In 1795 Cuvier finally proposed a new taxonomical principle based on internal anatomy rather than looks as the deciding factor. He had precursors, like da Costa in 1776, who considered anatomical taxonomy to be more "scientific", but they still saw shell-based taxonomy to be the only useful one in practice, because specimen were hard to obtain, and anatomical studies were "too abstruse and unentertaining" (sic!). Even Lamarck advocated shell-based taxonomy for such reasons as late as 1792. Cuvier's was quite a paradigm shift towards modern biology, which Foucault in The Order of Things described as follows:
"One day, towards the end of the eighteenth century, Cuvier was to topple the glass jars of the Museum, smash them open and dissect all the forms of animal visibility that the Classical age had preserved in them".
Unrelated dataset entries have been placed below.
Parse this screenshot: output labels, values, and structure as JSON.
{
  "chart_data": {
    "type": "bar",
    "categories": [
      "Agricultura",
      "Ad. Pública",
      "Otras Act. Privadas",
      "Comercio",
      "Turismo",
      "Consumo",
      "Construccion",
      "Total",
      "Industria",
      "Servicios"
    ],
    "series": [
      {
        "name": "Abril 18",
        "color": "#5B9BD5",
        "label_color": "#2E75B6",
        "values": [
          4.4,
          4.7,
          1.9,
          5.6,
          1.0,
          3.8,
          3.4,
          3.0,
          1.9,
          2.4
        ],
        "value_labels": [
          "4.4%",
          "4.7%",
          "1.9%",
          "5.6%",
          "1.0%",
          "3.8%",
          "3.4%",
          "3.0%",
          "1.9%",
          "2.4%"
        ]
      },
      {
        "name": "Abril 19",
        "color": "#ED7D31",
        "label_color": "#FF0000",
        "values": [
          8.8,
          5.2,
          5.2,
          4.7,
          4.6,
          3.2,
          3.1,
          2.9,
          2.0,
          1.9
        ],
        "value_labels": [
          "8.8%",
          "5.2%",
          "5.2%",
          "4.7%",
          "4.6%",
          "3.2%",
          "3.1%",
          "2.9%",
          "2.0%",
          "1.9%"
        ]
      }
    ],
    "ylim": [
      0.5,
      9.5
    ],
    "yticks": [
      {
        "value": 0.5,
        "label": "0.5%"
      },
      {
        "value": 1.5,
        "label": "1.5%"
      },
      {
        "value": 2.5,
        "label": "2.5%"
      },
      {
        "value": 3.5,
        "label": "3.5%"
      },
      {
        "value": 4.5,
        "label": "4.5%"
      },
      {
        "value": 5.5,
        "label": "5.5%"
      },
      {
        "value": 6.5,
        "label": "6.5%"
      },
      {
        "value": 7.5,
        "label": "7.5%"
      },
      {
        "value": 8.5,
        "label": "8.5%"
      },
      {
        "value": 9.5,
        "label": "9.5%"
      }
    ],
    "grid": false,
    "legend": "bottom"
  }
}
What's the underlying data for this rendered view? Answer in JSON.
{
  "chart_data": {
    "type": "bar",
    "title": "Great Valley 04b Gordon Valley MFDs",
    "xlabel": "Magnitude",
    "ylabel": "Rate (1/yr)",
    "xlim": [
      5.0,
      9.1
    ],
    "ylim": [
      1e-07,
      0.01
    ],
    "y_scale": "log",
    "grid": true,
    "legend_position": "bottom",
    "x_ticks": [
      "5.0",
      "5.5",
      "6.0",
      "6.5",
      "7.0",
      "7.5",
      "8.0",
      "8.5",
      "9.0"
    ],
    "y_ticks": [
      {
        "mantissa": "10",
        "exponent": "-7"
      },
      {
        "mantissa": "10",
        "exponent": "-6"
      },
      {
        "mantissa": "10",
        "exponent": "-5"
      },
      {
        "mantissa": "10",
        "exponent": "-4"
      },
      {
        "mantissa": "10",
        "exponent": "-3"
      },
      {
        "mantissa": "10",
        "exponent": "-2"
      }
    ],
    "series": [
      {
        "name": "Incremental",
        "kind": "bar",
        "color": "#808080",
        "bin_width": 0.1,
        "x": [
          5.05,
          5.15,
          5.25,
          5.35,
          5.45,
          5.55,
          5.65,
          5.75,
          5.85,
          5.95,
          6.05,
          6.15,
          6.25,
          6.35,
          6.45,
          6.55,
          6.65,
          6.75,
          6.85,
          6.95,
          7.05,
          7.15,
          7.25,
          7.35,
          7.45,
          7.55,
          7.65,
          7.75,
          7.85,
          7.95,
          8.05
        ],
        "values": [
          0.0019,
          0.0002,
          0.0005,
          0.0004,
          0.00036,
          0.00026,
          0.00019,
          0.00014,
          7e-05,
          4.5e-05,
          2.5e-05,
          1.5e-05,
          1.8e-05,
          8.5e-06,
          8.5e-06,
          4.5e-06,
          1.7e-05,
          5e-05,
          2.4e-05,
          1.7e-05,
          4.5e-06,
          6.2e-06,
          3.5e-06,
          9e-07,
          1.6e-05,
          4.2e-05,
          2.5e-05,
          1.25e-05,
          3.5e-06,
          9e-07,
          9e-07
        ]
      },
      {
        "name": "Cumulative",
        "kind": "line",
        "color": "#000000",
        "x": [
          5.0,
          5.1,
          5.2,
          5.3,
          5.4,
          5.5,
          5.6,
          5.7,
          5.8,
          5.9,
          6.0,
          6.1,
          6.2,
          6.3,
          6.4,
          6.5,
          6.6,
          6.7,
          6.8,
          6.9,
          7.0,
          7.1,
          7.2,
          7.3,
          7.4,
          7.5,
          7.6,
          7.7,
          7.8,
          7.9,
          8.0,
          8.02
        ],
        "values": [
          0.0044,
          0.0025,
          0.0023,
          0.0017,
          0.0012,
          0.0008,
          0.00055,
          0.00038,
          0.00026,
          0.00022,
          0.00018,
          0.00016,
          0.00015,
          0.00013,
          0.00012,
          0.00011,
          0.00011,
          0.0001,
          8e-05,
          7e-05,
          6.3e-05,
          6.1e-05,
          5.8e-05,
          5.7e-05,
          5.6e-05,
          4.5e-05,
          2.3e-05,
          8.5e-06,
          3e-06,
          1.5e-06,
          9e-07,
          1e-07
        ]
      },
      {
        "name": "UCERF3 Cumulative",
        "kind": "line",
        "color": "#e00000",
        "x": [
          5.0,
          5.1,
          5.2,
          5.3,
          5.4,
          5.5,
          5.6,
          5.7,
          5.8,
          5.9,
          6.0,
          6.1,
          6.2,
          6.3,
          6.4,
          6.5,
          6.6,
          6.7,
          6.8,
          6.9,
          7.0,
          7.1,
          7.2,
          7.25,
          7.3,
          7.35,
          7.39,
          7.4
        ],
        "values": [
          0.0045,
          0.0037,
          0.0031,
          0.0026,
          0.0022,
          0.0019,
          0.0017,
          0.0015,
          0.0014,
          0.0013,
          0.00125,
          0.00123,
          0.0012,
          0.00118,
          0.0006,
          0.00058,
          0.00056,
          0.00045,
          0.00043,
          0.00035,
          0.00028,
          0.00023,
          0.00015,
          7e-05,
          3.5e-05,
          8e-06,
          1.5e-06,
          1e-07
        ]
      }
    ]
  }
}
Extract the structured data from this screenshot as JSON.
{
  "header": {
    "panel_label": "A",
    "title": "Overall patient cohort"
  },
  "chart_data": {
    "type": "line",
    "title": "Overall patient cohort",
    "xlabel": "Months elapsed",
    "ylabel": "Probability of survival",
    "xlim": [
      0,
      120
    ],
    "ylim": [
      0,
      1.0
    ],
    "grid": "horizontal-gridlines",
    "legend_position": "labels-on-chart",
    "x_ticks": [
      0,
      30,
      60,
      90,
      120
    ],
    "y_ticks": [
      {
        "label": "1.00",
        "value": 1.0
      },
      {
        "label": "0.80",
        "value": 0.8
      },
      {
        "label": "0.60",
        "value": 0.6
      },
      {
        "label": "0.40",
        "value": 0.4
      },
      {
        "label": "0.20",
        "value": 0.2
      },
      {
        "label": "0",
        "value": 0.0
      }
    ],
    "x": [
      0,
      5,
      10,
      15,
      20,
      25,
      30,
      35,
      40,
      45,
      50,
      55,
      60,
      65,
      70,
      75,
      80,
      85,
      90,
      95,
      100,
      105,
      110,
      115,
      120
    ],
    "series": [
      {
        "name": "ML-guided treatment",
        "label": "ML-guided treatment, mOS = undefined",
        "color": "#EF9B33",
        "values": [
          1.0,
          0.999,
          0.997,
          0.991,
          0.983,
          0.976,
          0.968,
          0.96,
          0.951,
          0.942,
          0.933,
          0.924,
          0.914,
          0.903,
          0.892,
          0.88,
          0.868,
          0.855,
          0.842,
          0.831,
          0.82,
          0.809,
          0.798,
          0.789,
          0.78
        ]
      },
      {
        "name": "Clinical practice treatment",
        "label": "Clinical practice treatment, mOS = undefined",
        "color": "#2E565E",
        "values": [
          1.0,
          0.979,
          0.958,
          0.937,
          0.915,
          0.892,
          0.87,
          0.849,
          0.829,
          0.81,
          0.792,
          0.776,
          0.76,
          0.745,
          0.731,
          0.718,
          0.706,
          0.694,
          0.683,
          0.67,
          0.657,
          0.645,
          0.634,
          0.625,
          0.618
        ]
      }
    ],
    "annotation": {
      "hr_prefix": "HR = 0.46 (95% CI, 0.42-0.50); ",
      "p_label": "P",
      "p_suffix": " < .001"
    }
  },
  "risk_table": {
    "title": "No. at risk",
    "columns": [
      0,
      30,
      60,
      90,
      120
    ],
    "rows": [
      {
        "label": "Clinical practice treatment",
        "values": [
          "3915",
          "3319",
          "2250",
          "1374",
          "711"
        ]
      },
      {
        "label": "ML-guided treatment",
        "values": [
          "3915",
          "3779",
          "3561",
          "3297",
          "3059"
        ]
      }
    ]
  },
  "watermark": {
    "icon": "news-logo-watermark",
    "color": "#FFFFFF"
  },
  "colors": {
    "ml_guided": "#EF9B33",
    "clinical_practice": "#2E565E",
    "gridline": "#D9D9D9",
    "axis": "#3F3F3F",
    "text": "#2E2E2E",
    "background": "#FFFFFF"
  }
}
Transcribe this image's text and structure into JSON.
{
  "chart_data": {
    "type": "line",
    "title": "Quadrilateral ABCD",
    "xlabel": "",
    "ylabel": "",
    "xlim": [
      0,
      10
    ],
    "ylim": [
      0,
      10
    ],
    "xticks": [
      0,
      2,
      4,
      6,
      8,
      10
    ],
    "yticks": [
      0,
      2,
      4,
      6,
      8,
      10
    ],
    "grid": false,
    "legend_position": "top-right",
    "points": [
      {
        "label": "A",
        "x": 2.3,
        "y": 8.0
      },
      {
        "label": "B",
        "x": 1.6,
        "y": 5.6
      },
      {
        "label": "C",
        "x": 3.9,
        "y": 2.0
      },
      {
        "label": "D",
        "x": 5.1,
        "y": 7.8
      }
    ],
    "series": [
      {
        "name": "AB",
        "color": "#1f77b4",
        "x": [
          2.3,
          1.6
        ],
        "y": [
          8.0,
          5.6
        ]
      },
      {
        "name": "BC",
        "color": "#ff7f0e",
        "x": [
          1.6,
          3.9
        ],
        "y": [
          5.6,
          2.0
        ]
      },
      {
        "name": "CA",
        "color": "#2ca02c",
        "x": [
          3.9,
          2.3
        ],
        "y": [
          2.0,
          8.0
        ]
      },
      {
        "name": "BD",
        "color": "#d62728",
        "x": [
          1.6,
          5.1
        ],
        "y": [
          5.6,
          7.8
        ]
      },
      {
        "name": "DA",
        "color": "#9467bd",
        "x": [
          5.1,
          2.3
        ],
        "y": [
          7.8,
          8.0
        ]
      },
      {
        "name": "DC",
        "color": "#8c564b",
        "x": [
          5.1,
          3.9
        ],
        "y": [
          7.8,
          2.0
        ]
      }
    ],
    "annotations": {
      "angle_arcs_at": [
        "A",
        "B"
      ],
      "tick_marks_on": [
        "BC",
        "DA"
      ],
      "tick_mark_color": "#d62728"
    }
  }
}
Cuvier's taxonomy changed the meaning of "mollusk" to the modern one, and united cephalopods with the rest under it. Here is from Vinarski:
"In his famous “Historia animalium”, Aristotle gave a collection of his own thorough observations on external morphology, anatomy, reproduction, ecology and behavior of many soft-bodied animals that
are classified today within the phylum Mollusca... The group of bloodless creatures included
at least four gene megista (great families): insects, crustaceans, testaceans, and mollusks (“Historia animalium”, I, 6). The first two families correspond approximately to the contemporary taxa, whereas testaceans (Ostracoderma) and mollusks (Malakia) are merely two divisions of that large group known today as the phylum Mollusca. Aristotle’s Malakia included mostly cephalopods, while Ostracoderma embraced shelled gastropods and bivalves, as well as some other shelled organisms. Hence, the modern
concept of mollusks did not exist in Aristotle’s time, and no serious emendations were made until the end of the 18th century."
"In 1795, Georges Cuvier proposed a new classification of invertebrate animals based on anatomical data. He created a new concept of mollusks as representatives of a unique type of morphological organization of animals. Before Cuvier, the name “mollusks” was used only for cephalopods without external shells and slugs, whereas all shelled mollusks were placed in another taxon, Testacea. The Cuvier’s works (1795a, b, 1798) are considered here as the starting point of transformation of classical conchology (= study of shells) into modern malacology (= study of molluscous animals as whole organisms). This process ended in 1825 when the very term “malacology” was finally established by Ducrotay de Blainville."